Chart by Pietro Berkes

The “AAA” concept#

In principle all unit tests follow a very similar structure, the Arrange-Act-Assert workflow:

Arrange: preparation of the data and objects needed for the test. For example, for the f2c test we needed to gather the data in °F (to be converted) and °C (to be compared to). This step is the most complicated and can sometimes occupy most of the test function
Act: execute the test. Basically a call to the targeted function using the input data we created in the previous step. Usually one line of code.
Assert: last step of a unit test application. Check and verify that the returned result is equal (or close to) the expected results.

Testing for equality#

This is the most obvious kind of test and the one we used above. Following the AAA structure:

# Arrange
tf = 212
expected = 100
# Act
result = f2c(212)
# Assert
assert result == expected

Testing for numpy arrays#

In most scientific applications, exact solutions cannot be guaranteed (one reason is floating point accuracy as we will learn later in the course). Therefore, numpy comes with several handy testing functions. We first need to make our function a little more flexible:

import numpy as np


# Make f2c numpy friendly
def f2c(tf):
    """Converts degrees Fahrenheit to degrees Celsius.

    Works with numpy arrays as well as with scalars.
    """
    if np.any(tf < -459.67):
        raise ValueError('Input temperature below absolute zero!')
    r = (tf - 32) * 5/9
    return r

And now the test:

# Arrange
tf = np.array([32, 212, 9941])
expected = np.array([0, 100, 5505])
# Act
result = f2c(tf)
# Assert
np.testing.assert_allclose(result, expected)

Other very useful assert functions are listed in the numpy documentation.

Testing the validity of the output#

# Arrange
tf = np.array([32, 212, 9941])
# Act
result = f2c(tf)
# Assert
assert np.all(~np.isnan(result))

Testing the interface of a function#

These kind of tests verify that a function complies with the documentation. The focus is not necessarily the result, but also the type of the result:

# Arrange
tf = np.array([32, 212, 9941])
# Act
result = f2c(tf)
# Assert
assert type(tf) == type(result)
assert len(tf) == len(result)

# Arrange
tf = 32.
# Act
result = f2c(tf)
# Assert
assert type(tf) == type(result)

Testing that a function raises exceptions#

These tests are also testing the behavior of a function rather than its input.
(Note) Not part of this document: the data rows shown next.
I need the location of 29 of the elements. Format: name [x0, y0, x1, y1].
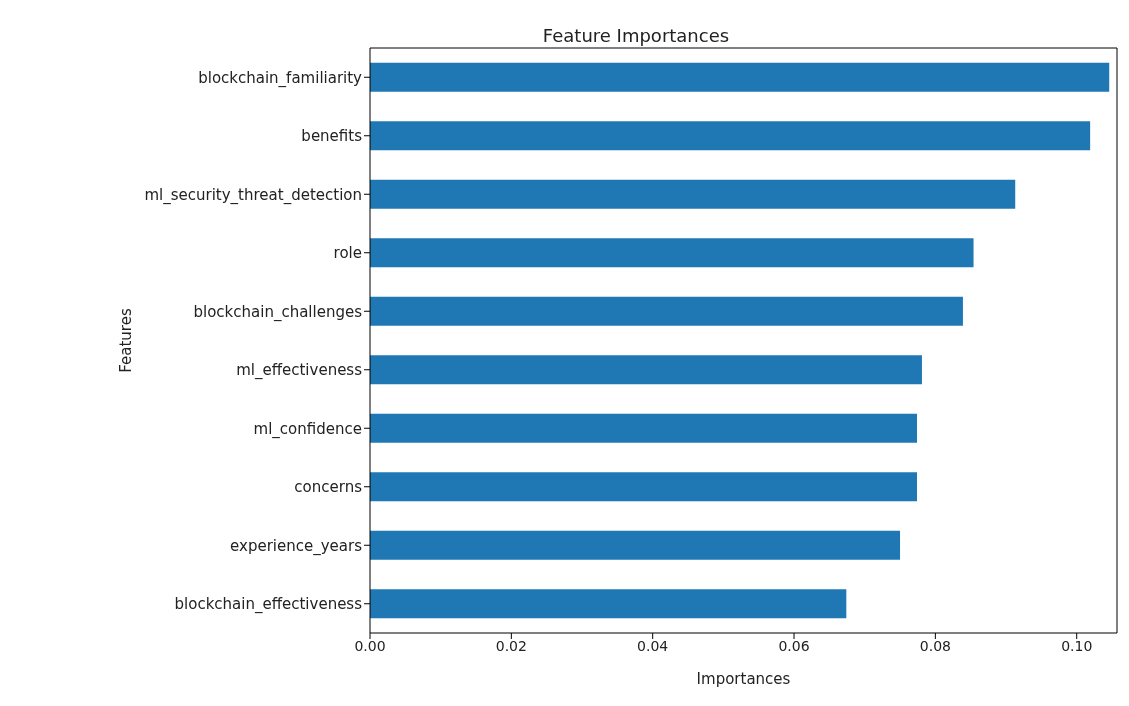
y-tick-label: ml_security_threat_detection: [144, 185, 362, 205]
y-tick-label: role: [333, 244, 362, 263]
y-tick-label: blockchain_challenges: [193, 302, 363, 322]
bar: [370, 530, 901, 560]
bar: [370, 121, 1091, 151]
x-axis-title: Importances: [696, 670, 791, 688]
bar: [370, 413, 917, 443]
y-tick-label: ml_confidence: [253, 419, 362, 439]
x-tick-label: 0.10: [1061, 637, 1093, 654]
y-tick-label: blockchain_familiarity: [198, 68, 363, 88]
bar: [370, 296, 963, 326]
y-tick-label: ml_effectiveness: [236, 361, 363, 381]
chart-title: Feature Importances: [542, 25, 730, 46]
bar: [370, 589, 847, 619]
bar: [370, 238, 974, 268]
y-tick-label: benefits: [301, 127, 363, 146]
x-tick-label: 0.00: [354, 637, 386, 654]
y-tick-label: concerns: [294, 478, 363, 497]
y-axis-title: Features: [117, 308, 136, 373]
x-tick-label: 0.06: [778, 637, 810, 654]
bar: [370, 62, 1110, 92]
bar: [370, 355, 922, 385]
y-tick-label: experience_years: [230, 536, 363, 556]
bar: [370, 472, 917, 502]
y-tick-label: blockchain_effectiveness: [174, 595, 363, 615]
x-tick-label: 0.04: [637, 637, 669, 654]
x-tick-label: 0.08: [919, 637, 951, 654]
x-tick-label: 0.02: [495, 637, 527, 654]
bar: [370, 179, 1016, 209]
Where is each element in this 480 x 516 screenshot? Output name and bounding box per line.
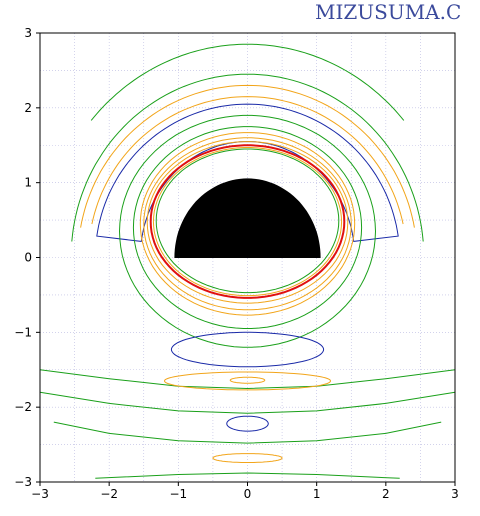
y-tick-label: −3 (14, 475, 32, 489)
contour-lines (39, 43, 456, 479)
contour-line-orange (152, 147, 343, 297)
contour-line-green (71, 73, 424, 242)
watermark-text: MIZUSUMA.C (315, 0, 461, 24)
contour-line-orange (229, 376, 266, 384)
y-tick-label: 3 (24, 26, 32, 40)
x-tick-label: 3 (451, 487, 459, 501)
contour-line-blue (226, 415, 269, 432)
contour-line-green (39, 369, 456, 390)
contour-line-green (95, 472, 400, 479)
x-tick-label: 2 (382, 487, 390, 501)
contour-line-orange (212, 453, 283, 463)
contour-line-green (155, 148, 340, 294)
obstacle-shape (174, 178, 321, 258)
contour-line-orange (139, 132, 356, 316)
contour-line-orange (91, 96, 404, 225)
x-tick-label: −1 (169, 487, 187, 501)
contour-line-green (132, 126, 363, 329)
contour-line-orange (163, 371, 332, 391)
obstacle-half-disk (174, 178, 321, 258)
y-tick-label: −1 (14, 325, 32, 339)
y-tick-label: −2 (14, 400, 32, 414)
contour-line-red (149, 144, 346, 299)
contour-line-green (39, 391, 456, 414)
contour-line-green (118, 114, 377, 348)
x-tick-label: −3 (31, 487, 49, 501)
contour-line-orange (80, 84, 415, 228)
x-tick-label: 1 (313, 487, 321, 501)
y-tick-label: 1 (24, 176, 32, 190)
y-tick-label: 0 (24, 251, 32, 265)
contour-line-orange (143, 137, 352, 311)
y-tick-label: 2 (24, 101, 32, 115)
axis-ticks: −3 −2 −1 0 1 2 3 −3 −2 −1 0 1 2 3 (14, 26, 459, 501)
contour-line-orange (146, 141, 349, 304)
x-tick-label: 0 (244, 487, 252, 501)
x-tick-label: −2 (100, 487, 118, 501)
contour-line-green (90, 43, 405, 121)
contour-line-blue (96, 103, 399, 242)
contour-line-blue (170, 331, 325, 368)
contour-line-green (53, 421, 442, 444)
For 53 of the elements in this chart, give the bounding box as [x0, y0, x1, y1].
They are extremely important for libraries like numpy or matplotlib:

import pytest
with pytest.raises(ValueError):
    f2c(-3000)

Or, even more precise:

with pytest.raises(ValueError, match="Input temperature below absolute zero"):
    f2c(-3000)

Final remarks#

Writing tests is hard. Programmers often spend as much time writing tests as writing actual code. Scientists cannot spend that much time writing tests of course, but I strongly believe that learning to write tests is a very good investment in the long term.

I often hear the question: “In science we are programming new models and equations, we can’t test for that”. This is only partly true, and should not refrain you from writing unit tests. In particular, automated tests that check that data types are conserved, that a function returns valid values, or that a function simply runs are already much better than no test at all.

Some parts of the code are really hard to test. For example:

data Input/Output (how do I know that I read the data correctly?)
model applied to real-case situations with unknown theoretical outcome
graphical output

For these cases (and other issues such as automated testing and continuous integration) we might get back to the topic in a second testing chapter at the end of the semester (if time permits).

Take home points#

write tests!
tests are a safeguard against scientific mistakes and future bugs
tests functions are written in a dedicated module and follow a simple convention: test_*. They are run automatically with pytest
“unit testing” is the practice of testing the smallest units of the code first. Unit tests help to organize the code.
tests can check for function output, behavior, and errors
testing is hard
write tests! Really. Write tests as you code, and you will be a better programmer and scientist.